Blank faces looked back at Hindak. Three great carts piled with tribute goods had already been wheeled out to a meadow nearby; the finer pieces had been picked out and laid on pieces of red cloth on the dry grass. The youngest of the elders, the one with green eyes, crouched down and pushed towards the Thudun commander the nearest piece, on which lay a clockwork Fip herdswoman and herdsman.

“No,” said Hindak. Exactly like my old tutor rejecting a composition, Murud thought.

“No, we don’t want your tribute. Keep it. I am Hindak of Az-Charn, an officer of my protector and yours, the illustrious Pharad. We have come here to free you from your masters and give you justice. These others with me are here to fight the soldiers of the White Emperor, not your people. This is Murud, a builder. Everywhere we go we build, we do not destroy, so that the people we free from their masters can trade more with their neighbours, can grow more food, and are more secure from their enemies.”

The sweat stood out on Hindak’s forehead. Murud sympathised with him, as well; they had come many leagues on short rations, and were after all under no obligation to explain themselves to these new subjects of Az-Gamar. It was devotion to an ideal of duty that brought Hindak and the others here, with stomachs soured on grey bread and fear for a camp of men stricken with fever.  “Oblivion!

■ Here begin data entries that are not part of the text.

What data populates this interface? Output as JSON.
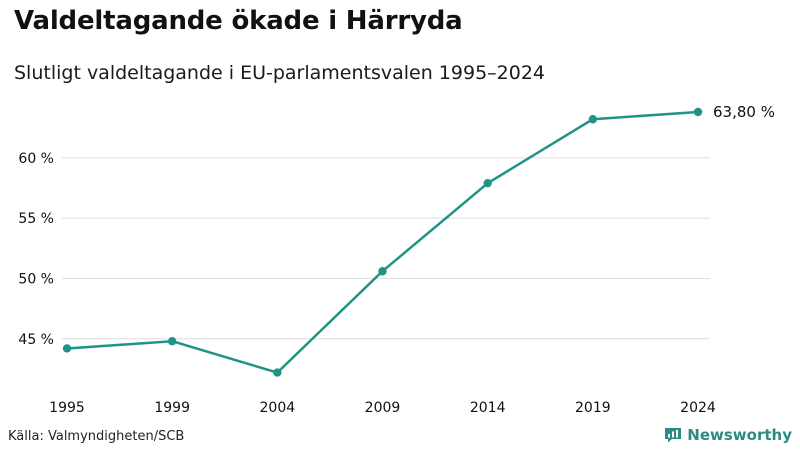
{
  "title": "Valdeltagande ökade i Härryda",
  "subtitle": "Slutligt valdeltagande i EU-parlamentsvalen 1995–2024",
  "source": "Källa: Valmyndigheten/SCB",
  "brand": {
    "name": "Newsworthy",
    "logo_icon": "bar-chart-icon",
    "color": "#2a8c83"
  },
  "colors": {
    "line": "#1f9486",
    "grid": "#dddddd",
    "text": "#111111"
  },
  "chart_data": {
    "type": "line",
    "x": [
      "1995",
      "1999",
      "2004",
      "2009",
      "2014",
      "2019",
      "2024"
    ],
    "series": [
      {
        "values": [
          44.2,
          44.8,
          42.2,
          50.6,
          57.9,
          63.2,
          63.8
        ]
      }
    ],
    "y_ticks": [
      45,
      50,
      55,
      60
    ],
    "y_tick_labels": [
      "45 %",
      "50 %",
      "55 %",
      "60 %"
    ],
    "ylim": [
      42,
      63.8
    ],
    "end_label": "63,80 %",
    "grid": true,
    "xlabel": "",
    "ylabel": ""
  }
}
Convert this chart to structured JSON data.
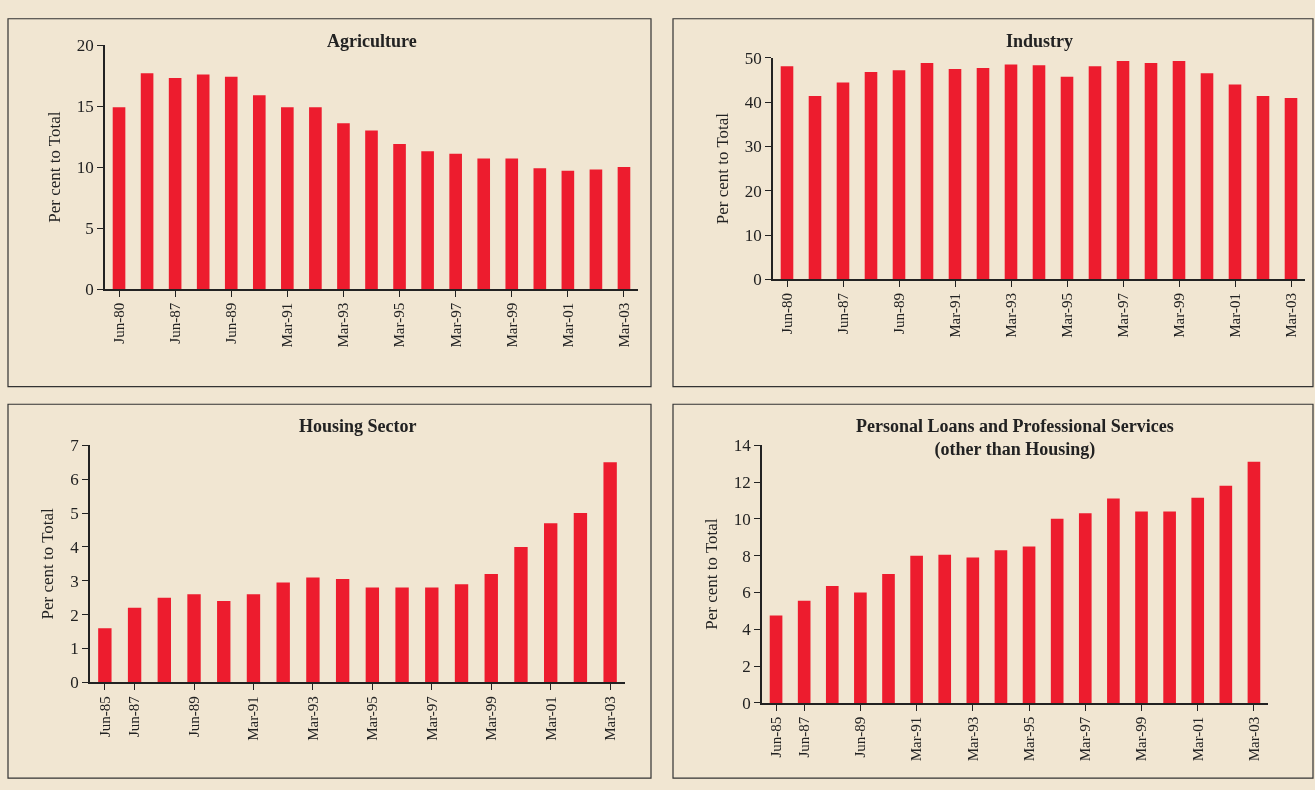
{
  "chart_data": [
    {
      "type": "bar",
      "title": "Agriculture",
      "ylabel": "Per cent to Total",
      "color": "#ed1c2e",
      "ylim": [
        0,
        20
      ],
      "yticks": [
        0,
        5,
        10,
        15,
        20
      ],
      "categories": [
        "Jun-80",
        null,
        "Jun-87",
        null,
        "Jun-89",
        null,
        "Mar-91",
        null,
        "Mar-93",
        null,
        "Mar-95",
        null,
        "Mar-97",
        null,
        "Mar-99",
        null,
        "Mar-01",
        null,
        "Mar-03"
      ],
      "values": [
        14.9,
        17.7,
        17.3,
        17.6,
        17.4,
        15.9,
        14.9,
        14.9,
        13.6,
        13.0,
        11.9,
        11.3,
        11.1,
        10.7,
        10.7,
        9.9,
        9.7,
        9.8,
        10.0
      ]
    },
    {
      "type": "bar",
      "title": "Industry",
      "ylabel": "Per cent to Total",
      "color": "#ed1c2e",
      "ylim": [
        0,
        50
      ],
      "yticks": [
        0,
        10,
        20,
        30,
        40,
        50
      ],
      "categories": [
        "Jun-80",
        null,
        "Jun-87",
        null,
        "Jun-89",
        null,
        "Mar-91",
        null,
        "Mar-93",
        null,
        "Mar-95",
        null,
        "Mar-97",
        null,
        "Mar-99",
        null,
        "Mar-01",
        null,
        "Mar-03"
      ],
      "values": [
        48.1,
        41.4,
        44.4,
        46.8,
        47.2,
        48.8,
        47.5,
        47.7,
        48.5,
        48.3,
        45.7,
        48.1,
        49.3,
        48.8,
        49.3,
        46.5,
        44.0,
        41.4,
        40.9
      ]
    },
    {
      "type": "bar",
      "title": "Housing Sector",
      "ylabel": "Per cent to Total",
      "color": "#ed1c2e",
      "ylim": [
        0,
        7
      ],
      "yticks": [
        0,
        1,
        2,
        3,
        4,
        5,
        6,
        7
      ],
      "categories": [
        "Jun-85",
        "Jun-87",
        null,
        "Jun-89",
        null,
        "Mar-91",
        null,
        "Mar-93",
        null,
        "Mar-95",
        null,
        "Mar-97",
        null,
        "Mar-99",
        null,
        "Mar-01",
        null,
        "Mar-03"
      ],
      "values": [
        1.6,
        2.2,
        2.5,
        2.6,
        2.4,
        2.6,
        2.95,
        3.1,
        3.05,
        2.8,
        2.8,
        2.8,
        2.9,
        3.2,
        4.0,
        4.7,
        5.0,
        6.5
      ]
    },
    {
      "type": "bar",
      "title": "Personal Loans and Professional Services\n(other than Housing)",
      "ylabel": "Per cent to Total",
      "color": "#ed1c2e",
      "ylim": [
        0,
        14
      ],
      "yticks": [
        0,
        2,
        4,
        6,
        8,
        10,
        12,
        14
      ],
      "categories": [
        "Jun-85",
        "Jun-87",
        null,
        "Jun-89",
        null,
        "Mar-91",
        null,
        "Mar-93",
        null,
        "Mar-95",
        null,
        "Mar-97",
        null,
        "Mar-99",
        null,
        "Mar-01",
        null,
        "Mar-03"
      ],
      "values": [
        4.75,
        5.55,
        6.35,
        6.0,
        7.0,
        8.0,
        8.05,
        7.9,
        8.3,
        8.5,
        10.0,
        10.3,
        11.1,
        10.4,
        10.4,
        11.15,
        11.8,
        13.1
      ]
    }
  ]
}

Do you think they understand a word I’m saying?”  mumbled Hindak in his own language.

Another of the elders bent down and picked up the herdswoman of polished wood. He pushed it into Hindak’s hands, making soft chuffling noises and nodding his head. A third elder took up the Fip herdsman, and started to approach Murud.

“No, no, no. You keep it!” Hindak shoved the figure back at the Taracen, who had to scrabble at his chest to hold on to it. The elder who had been approaching Murud halted. The other Taracen stared wide-eyed and dumb. Again, the elder tried to press the doll on Hindak, nodding his head rapidly and grunting.

“Sir, may I suggest we merely accept the tribute on this occasion,” said Murud, making what he hoped was an encouraging face towards his own doll-bearing Taracen. The commander did not seem to hear him, and lost his temper as the elder again waved the doll in his face.

“No, we don’t want your useless toys!”  Hindak exploded in the Thudun tongue, throwing the figure to the ground. It rolled to the feet of the elder with the green eyes. As the assembled Taracen stood stunned, this worthy gave a faint wail, and his bowels emptied.

“Animals, fucking animals!” swore Hindak. “Go to oblivion, the fucking lot of you!” He turned his back and stomped off down the hill. His harsh Thudun consonants lingered in the air, mingling with the involuntary laughter of the soldiers and the involuntary cries of the green eyed elder.

The Fip herdswoman lay on the ground, blind eyes looking up at the cloudless sky, two spatters of green filth on her brow.

The soldiers followed their commander, almost hurrying, and after an empty moment so did Murud. They must have thought we were going to kill them, he thought, walking down toward the river with the sound of his own heart loud in his ears. Kill them all right there. They had no idea at all.